You need to download both the .exe file and the data set on this page.
As more cities and regions are hit hard by storms, public pressure for better infrastructure planning is growing. A consensus is emerging that in many cases, “putting it back the way it was” is not the right answer. Community leaders may be ready to take new actions to adapt to changing conditions, but may also be unsure whether such new ideas are good investments. They may well ask: “How much should we pay to lower risks, and where is the line between a wise choice and a foolish one?
COAST predicts damages from varying amounts of (SLR) and storms of various intensities and evaluates relative benefits and costs of response strategies. Although it is a technical tool, its primary value of the COAST is how it connects the technical with the social, political, and economic realities of local adaptation. Stakeholders are drawn in to actively engage in discussions about their future, and they parameterize the model. Being entirely driven by the participants, and using locally derived data on vulnerable assets (real estate, economic activity, infrastructure, natural resources, human health, others) and candidate adaptation actions wherever possible, COAST results generate enthusiasm and buy-in not available through most other approaches.
An example of COAST graphic output is below, showing a no-adaptation-action scenario for the potential impacts of 1 meter of sea level rise and a 10-year flood event in the year 2070, for a portion of downtown Mystic Seaport in Groton, CT. The z-axis polygons represent cumulative expected lost real estate and building contents value of over $8.7 million (maximum loss per parcel is over $800,000). Adaptation actions subsequently identified by the end-users and modeled in this location included installing a hurricane barrier, elevating a road, and building dikes, each of which could provide some protection to the vulnerable areas.

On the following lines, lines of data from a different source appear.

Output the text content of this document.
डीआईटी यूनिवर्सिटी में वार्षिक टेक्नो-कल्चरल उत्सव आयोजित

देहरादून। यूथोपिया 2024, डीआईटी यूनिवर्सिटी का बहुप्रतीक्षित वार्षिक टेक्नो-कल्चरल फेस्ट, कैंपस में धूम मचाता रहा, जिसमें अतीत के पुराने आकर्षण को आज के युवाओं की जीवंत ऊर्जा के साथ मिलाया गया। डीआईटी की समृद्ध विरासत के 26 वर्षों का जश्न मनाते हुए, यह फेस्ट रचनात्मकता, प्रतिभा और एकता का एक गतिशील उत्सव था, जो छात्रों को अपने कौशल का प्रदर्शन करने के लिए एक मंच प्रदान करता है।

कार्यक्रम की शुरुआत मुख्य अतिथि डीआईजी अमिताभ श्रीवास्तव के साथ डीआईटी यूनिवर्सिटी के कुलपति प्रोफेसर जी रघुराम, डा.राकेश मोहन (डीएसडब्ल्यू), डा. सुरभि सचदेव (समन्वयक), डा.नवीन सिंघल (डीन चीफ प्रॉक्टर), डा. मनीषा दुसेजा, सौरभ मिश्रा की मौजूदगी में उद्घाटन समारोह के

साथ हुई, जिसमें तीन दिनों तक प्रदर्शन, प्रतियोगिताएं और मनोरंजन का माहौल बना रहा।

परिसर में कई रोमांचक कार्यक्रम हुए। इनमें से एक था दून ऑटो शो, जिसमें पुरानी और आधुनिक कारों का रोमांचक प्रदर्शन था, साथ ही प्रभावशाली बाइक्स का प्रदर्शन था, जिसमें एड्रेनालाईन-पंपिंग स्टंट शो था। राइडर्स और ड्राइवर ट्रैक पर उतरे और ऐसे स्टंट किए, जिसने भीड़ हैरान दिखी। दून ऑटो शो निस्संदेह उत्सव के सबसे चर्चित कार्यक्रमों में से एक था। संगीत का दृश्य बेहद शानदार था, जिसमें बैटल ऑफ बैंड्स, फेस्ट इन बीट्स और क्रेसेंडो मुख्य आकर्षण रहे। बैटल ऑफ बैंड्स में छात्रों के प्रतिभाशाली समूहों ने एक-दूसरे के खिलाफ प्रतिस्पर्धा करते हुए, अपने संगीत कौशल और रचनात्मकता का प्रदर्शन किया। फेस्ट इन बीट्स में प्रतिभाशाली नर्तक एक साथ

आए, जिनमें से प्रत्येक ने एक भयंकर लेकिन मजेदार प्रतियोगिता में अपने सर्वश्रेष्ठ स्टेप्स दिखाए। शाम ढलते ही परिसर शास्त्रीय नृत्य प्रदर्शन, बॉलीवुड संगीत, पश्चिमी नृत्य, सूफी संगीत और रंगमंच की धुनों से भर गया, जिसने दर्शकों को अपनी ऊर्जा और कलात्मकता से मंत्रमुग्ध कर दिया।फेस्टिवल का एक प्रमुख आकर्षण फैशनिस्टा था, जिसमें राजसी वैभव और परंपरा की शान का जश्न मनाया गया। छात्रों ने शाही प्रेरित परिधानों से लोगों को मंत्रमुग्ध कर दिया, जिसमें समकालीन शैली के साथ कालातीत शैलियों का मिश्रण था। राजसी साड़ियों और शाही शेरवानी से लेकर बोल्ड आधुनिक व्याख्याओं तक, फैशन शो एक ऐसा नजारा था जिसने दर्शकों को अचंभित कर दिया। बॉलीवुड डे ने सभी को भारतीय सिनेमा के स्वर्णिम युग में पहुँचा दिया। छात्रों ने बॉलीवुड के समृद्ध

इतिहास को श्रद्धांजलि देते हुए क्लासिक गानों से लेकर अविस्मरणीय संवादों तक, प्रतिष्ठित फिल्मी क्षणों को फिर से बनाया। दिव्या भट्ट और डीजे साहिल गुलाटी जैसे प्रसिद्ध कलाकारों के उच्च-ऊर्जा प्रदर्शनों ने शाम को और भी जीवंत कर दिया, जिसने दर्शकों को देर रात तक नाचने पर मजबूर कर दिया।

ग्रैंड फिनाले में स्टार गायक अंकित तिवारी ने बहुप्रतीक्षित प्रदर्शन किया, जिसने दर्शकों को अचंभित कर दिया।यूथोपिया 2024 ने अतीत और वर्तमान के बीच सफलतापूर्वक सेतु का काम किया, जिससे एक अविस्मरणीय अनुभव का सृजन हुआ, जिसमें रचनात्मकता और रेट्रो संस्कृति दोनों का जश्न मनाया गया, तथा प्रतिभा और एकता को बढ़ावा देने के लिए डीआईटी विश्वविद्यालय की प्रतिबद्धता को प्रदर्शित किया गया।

Visually, each adaptation action is represented in similar maps that show reduced or eliminated polygons. Numerically, this is an effective way of showing up front and maintenance costs of hard-structure approaches versus expected damages from particular inundation events. Soft-structure adaptation approaches may also be modeled, such as flood-proofing, rezoning over time, and land acquisition.
Importantly, the approach allows modeling of ranges of SLR and storm surge frequency and intensity. Combining multiple future scenarios provides stakeholders an opportunity to select their expectation of future conditions and then visualize damages under action versus no-action scenarios. COAST output is in the form of files compatible with Google Earth and tables showing costs versus benefits (avoided costs) of adaptation scenarios stakeholders have developed.
COAST is a “retail” approach in that it works best one jurisdiction at a time, using bottom-up data to generate location-specific conversations about adaptation planning and finance. And though it has been used or is being used in over a dozen locations (and many more are beginning the process, especially in response to Hurricane Sandy), easily hundreds more communities could benefit from the approach. However, although the software itself is available here as a free download, in many cases support for public process may be necessary to structure SLR and other assumptions in each use of the tool; determine, with stakeholders, the appropriate adaptation actions to model; incorporate appropriate data layers; run the model; present map and table results in appropriately facilitated public sessions; and help translate stakeholder input on these results into specific policy and finance innovations that represent, finally, adaptation action. This support can be developed through university extension offices, state planning offices, or other public sector sources, and consulting firms may also be helpful (one example is here).